The following is an introduction to my forthcoming essay called Current Methods of Usage. It is a heavily revised continuation of work I did as an undergraduate that explores the fundamental nature of language.  If it sounds like something that you might be interested in reading and discussing, stay tuned!

“At two different points in his research, Ludwig Wittgenstein held conflicting theories about the nature of language. These two philosophies arguably gave rise to the two schools of thought that are still prominent today: analytical and continental. We associate Wittgenstein’s early work, Tractatus Logico-Philosophicus, with the analytical school of thought. This work argued for a very black-and-white “picture theory” of language that states that language’s foundations are in the logically constructed picture of the world that we attempt to describe; there is a necessary relationship between terms and the things in the world that they refer to. We associate Wittgenstein’s later work, Philosophical Investigations, with the continental school of thought. This work argued for a much more open-ended theory of language that states that meaning is in a constant state of flux, according to its context. We play “language games” in order to communicate as precisely as we can within a given context.
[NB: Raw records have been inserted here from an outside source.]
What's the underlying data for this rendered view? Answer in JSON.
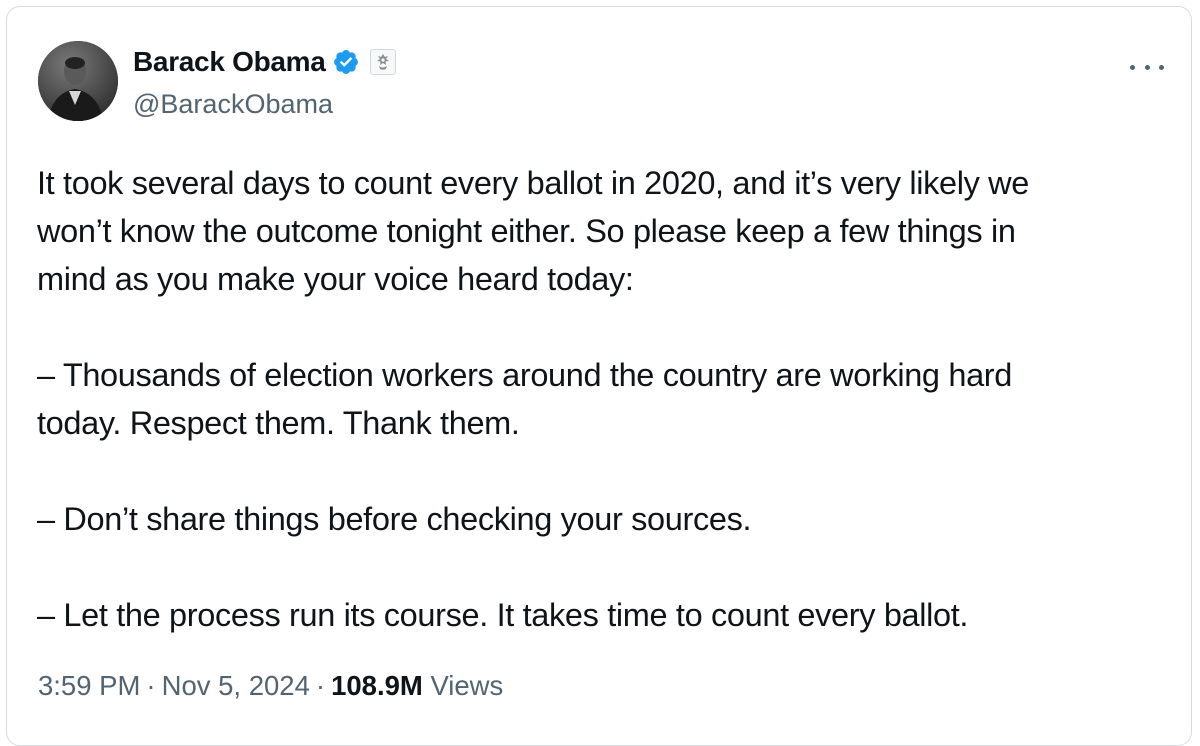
{
  "author": {
    "display_name": "Barack Obama",
    "handle": "@BarackObama",
    "verified_icon": "verified-badge-icon",
    "affiliation_icon": "government-seal-icon",
    "avatar_icon": "profile-photo"
  },
  "menu": {
    "icon": "more-options-icon"
  },
  "tweet": {
    "paragraphs": [
      "It took several days to count every ballot in 2020, and it’s very likely we\nwon’t know the outcome tonight either. So please keep a few things in\nmind as you make your voice heard today:",
      "– Thousands of election workers around the country are working hard\ntoday. Respect them. Thank them.",
      "– Don’t share things before checking your sources.",
      "– Let the process run its course. It takes time to count every ballot."
    ]
  },
  "meta": {
    "time": "3:59 PM",
    "date": "Nov 5, 2024",
    "separator": "·",
    "views_count": "108.9M",
    "views_label": "Views"
  },
  "colors": {
    "verified_blue": "#1d9bf0",
    "secondary_text": "#536471",
    "primary_text": "#0f1419",
    "border": "#d7dbdf"
  }
}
My purpose in this forthcoming essay is to show that Wittgenstein’s two theories of language can, in some sense, coexist, and more broadly, that the respective schools of thought that they gave rise to must coexist if we are to advance thought. I will do so by devising two concepts. The first concept is called the logical reductionism fallacy, which will expose the problems of applying strict a priori ideals to meaning, in this case, as applied to language. The second concept, which will be the focus of this essay, is called current methods of usage. It will allow me to explain that, though we need to apply certain logical skills – that the “picture theory” can provide – in order to use language properly in a particular time and place, we should accept that Wittgenstein’s later theory much more accurately describes the general nature of language.”